I’d barely taken a step before his hand was on my arm, pulling me around to face him. His blue eyes showed the disturbance he felt, and I trembled, trying to hold my own emotions in.
“The tenna did not fear you,” he said, more a statement than a question. “The tenna cannot be approached, yet you approached it. The fazee, too, was touched by something outside itself.

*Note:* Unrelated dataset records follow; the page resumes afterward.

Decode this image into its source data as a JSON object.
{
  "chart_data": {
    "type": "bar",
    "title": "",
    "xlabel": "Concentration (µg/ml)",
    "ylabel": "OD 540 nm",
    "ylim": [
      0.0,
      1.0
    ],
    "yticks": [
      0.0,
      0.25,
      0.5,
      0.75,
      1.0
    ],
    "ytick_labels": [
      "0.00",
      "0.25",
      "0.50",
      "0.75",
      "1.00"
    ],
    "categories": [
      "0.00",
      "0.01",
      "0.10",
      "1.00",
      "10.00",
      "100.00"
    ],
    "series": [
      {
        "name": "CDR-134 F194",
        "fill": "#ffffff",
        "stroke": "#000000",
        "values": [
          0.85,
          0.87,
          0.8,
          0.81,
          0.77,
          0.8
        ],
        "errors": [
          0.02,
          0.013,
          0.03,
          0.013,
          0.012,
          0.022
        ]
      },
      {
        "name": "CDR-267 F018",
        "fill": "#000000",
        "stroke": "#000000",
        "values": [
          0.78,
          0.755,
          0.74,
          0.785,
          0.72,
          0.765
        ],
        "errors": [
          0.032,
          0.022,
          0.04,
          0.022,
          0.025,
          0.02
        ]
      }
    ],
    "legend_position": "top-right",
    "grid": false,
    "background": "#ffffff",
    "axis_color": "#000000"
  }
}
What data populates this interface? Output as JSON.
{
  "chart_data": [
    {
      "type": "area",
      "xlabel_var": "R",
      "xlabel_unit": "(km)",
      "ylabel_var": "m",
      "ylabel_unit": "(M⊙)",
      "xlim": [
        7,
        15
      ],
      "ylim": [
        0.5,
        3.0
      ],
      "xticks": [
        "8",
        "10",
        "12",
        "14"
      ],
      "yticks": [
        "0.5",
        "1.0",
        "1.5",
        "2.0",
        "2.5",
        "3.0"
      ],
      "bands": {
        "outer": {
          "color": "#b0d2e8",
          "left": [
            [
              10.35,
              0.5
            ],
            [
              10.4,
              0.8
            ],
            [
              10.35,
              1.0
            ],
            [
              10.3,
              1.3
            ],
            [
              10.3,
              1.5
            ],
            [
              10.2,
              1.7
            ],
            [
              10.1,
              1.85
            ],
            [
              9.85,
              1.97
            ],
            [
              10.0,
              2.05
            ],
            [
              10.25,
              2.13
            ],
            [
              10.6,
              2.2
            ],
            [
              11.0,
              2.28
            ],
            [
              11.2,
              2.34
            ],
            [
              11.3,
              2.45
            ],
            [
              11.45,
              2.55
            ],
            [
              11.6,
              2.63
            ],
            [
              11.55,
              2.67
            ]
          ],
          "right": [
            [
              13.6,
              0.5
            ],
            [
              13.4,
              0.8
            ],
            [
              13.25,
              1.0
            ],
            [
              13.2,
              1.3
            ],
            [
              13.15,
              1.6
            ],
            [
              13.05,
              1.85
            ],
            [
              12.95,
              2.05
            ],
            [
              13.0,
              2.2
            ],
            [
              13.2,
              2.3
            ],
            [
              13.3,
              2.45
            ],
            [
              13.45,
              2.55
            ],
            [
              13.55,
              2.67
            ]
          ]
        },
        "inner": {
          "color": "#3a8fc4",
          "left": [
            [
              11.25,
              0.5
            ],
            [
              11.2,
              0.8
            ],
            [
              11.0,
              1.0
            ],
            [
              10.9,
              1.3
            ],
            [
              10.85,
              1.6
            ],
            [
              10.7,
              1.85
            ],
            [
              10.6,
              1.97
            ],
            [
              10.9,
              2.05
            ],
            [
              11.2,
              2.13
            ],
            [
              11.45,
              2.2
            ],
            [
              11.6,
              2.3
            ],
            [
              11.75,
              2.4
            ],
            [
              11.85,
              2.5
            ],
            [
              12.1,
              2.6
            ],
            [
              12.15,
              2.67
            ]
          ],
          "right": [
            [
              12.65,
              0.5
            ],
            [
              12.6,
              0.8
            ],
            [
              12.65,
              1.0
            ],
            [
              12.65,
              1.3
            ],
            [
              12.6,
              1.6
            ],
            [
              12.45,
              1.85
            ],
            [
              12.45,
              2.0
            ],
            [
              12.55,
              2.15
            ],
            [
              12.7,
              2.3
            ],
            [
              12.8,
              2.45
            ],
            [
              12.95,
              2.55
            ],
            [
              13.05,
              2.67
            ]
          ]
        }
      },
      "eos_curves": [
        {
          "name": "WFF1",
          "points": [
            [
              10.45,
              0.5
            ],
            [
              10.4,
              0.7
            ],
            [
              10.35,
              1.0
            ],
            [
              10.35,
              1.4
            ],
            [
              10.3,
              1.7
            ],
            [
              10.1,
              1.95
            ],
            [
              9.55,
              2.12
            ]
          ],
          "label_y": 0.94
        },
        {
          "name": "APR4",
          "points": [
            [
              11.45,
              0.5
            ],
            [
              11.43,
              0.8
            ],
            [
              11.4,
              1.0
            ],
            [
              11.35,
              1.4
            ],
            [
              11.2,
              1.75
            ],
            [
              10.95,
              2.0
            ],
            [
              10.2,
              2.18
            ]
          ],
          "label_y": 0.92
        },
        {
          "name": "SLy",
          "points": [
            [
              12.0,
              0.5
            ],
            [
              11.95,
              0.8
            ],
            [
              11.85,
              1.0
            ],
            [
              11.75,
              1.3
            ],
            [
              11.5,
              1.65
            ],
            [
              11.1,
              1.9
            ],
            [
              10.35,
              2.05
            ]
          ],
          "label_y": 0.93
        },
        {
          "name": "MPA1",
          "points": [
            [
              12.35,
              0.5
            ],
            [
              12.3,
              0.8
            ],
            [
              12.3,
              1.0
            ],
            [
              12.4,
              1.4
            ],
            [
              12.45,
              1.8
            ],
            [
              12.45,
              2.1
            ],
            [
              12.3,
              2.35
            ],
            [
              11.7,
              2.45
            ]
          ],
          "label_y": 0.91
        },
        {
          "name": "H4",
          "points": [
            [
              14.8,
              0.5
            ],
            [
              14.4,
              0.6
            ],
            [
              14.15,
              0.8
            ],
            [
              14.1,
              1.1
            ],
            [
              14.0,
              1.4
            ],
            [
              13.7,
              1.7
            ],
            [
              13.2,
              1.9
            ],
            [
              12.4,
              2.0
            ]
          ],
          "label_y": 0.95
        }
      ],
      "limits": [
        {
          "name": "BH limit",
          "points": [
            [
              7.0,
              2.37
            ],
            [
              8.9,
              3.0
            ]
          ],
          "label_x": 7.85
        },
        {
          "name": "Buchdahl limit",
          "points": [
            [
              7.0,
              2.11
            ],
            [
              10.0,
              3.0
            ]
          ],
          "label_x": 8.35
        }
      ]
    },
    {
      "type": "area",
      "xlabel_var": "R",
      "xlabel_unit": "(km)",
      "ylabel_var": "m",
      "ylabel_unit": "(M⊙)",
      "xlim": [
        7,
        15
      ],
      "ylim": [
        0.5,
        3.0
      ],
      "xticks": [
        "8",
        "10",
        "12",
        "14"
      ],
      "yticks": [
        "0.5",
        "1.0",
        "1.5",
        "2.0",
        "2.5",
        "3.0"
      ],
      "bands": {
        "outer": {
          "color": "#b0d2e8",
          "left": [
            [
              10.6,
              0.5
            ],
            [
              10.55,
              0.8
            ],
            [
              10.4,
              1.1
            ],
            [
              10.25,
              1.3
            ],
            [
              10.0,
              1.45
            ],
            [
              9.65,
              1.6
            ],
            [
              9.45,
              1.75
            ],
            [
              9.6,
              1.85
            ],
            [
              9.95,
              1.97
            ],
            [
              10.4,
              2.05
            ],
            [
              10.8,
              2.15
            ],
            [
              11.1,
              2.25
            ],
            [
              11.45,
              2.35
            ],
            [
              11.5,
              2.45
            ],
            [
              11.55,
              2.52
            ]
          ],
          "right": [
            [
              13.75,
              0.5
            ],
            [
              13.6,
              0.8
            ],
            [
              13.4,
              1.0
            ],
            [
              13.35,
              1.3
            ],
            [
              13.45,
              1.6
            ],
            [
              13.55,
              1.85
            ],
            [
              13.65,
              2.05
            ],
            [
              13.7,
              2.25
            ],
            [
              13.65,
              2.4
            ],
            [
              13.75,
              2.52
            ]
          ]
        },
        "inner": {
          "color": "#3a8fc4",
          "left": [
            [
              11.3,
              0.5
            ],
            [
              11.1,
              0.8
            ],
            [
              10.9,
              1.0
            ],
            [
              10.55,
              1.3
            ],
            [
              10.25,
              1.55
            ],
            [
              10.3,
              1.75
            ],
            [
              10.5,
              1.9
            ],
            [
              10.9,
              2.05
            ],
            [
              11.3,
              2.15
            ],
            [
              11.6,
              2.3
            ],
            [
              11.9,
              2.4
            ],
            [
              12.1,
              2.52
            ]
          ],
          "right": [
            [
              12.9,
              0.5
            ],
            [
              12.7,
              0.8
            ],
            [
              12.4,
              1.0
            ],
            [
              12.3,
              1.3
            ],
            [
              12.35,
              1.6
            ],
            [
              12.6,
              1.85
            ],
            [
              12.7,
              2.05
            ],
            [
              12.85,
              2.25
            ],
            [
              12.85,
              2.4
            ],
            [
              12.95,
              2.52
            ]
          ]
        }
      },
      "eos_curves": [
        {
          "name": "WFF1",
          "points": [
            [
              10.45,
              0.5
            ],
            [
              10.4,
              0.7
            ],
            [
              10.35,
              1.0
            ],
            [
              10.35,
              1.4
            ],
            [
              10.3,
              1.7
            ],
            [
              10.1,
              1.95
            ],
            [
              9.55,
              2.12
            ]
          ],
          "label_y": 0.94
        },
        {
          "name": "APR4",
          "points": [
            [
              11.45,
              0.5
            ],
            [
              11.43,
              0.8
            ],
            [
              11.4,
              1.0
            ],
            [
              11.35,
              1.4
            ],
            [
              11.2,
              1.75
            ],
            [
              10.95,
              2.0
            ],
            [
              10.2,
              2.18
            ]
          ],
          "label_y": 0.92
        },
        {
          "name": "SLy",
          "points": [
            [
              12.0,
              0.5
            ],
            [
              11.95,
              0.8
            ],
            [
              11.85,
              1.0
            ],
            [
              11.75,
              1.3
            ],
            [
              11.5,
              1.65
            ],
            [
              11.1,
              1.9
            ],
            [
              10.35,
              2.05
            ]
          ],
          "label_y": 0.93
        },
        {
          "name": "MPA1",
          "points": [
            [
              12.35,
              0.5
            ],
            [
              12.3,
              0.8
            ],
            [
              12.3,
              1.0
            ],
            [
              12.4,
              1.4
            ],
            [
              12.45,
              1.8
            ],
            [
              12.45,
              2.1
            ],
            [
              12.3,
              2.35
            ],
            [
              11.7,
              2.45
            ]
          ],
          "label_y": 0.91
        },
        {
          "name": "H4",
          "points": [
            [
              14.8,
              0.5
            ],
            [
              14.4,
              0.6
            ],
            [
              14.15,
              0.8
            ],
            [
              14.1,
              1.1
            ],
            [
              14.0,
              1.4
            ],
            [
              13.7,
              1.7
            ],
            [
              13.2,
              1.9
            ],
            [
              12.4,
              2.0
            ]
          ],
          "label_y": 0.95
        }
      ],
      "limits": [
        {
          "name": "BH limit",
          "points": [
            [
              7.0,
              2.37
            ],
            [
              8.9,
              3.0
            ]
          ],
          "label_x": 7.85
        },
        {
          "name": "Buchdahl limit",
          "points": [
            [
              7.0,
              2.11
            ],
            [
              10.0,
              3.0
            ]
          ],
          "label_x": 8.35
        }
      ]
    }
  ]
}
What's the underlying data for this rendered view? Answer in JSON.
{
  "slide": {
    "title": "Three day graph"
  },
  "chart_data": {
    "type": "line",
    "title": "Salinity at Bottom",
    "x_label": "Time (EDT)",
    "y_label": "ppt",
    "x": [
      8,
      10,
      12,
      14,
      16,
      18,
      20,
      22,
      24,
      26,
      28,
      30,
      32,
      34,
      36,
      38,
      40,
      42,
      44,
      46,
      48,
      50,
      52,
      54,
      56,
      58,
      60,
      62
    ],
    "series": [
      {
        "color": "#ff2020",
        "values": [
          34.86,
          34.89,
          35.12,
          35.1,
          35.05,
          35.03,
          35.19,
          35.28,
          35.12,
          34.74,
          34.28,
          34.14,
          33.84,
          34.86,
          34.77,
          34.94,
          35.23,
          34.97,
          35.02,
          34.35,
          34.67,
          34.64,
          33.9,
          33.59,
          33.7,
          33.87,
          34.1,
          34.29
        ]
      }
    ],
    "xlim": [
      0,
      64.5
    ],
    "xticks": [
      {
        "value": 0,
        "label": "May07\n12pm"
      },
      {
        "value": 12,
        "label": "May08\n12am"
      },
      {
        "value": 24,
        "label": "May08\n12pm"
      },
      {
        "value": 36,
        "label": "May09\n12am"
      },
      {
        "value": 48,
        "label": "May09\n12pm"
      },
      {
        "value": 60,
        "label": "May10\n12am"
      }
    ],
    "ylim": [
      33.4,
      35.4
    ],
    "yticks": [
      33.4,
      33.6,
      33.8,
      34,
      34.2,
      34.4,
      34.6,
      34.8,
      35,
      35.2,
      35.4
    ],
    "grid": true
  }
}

What power do you have, woman, and why have I not seen it before?”
I didn’t answer him, but he nodded just as if I had. “The word I spoke to you. I believe it woke the power within you, did it not? That was the purpose of the word. You reach to the beasts some way, healing them or destroying them at your pleasure. Yet you could not slay where you had healed, and this I understand. Is your power over beasts alone, or may men also be touched?”
“Not as easily” I choked out, closing my eyes, but unable to close out the calm control of him. “If I couldn’t touch men, I would be of little use as a Prime.”
“Now do I understand the awe of your people,” he said slowly letting my arm go. “And why my friend Dennison spoke of you as he did. There is much yet I must learn of this. Let us return to the camtah before the dimral grows cold.”
“Your dimral,” I said as he started off wrapped in thought. “I haven’t caught mine yet.”
He turned back to look at me, and annoyance flared in him. “Enough, wenda!” he snapped. “Have you not yet learned your lesson? Bring the knife and come!”
I tried to hold his commanding eyes, tried the way I’d tried to kill the tenna—and failed just as miserably I picked up the knife and followed after him, hating myself because he let me walk behind him with a knife in my hands. He knew well enough that he had nothing to fear.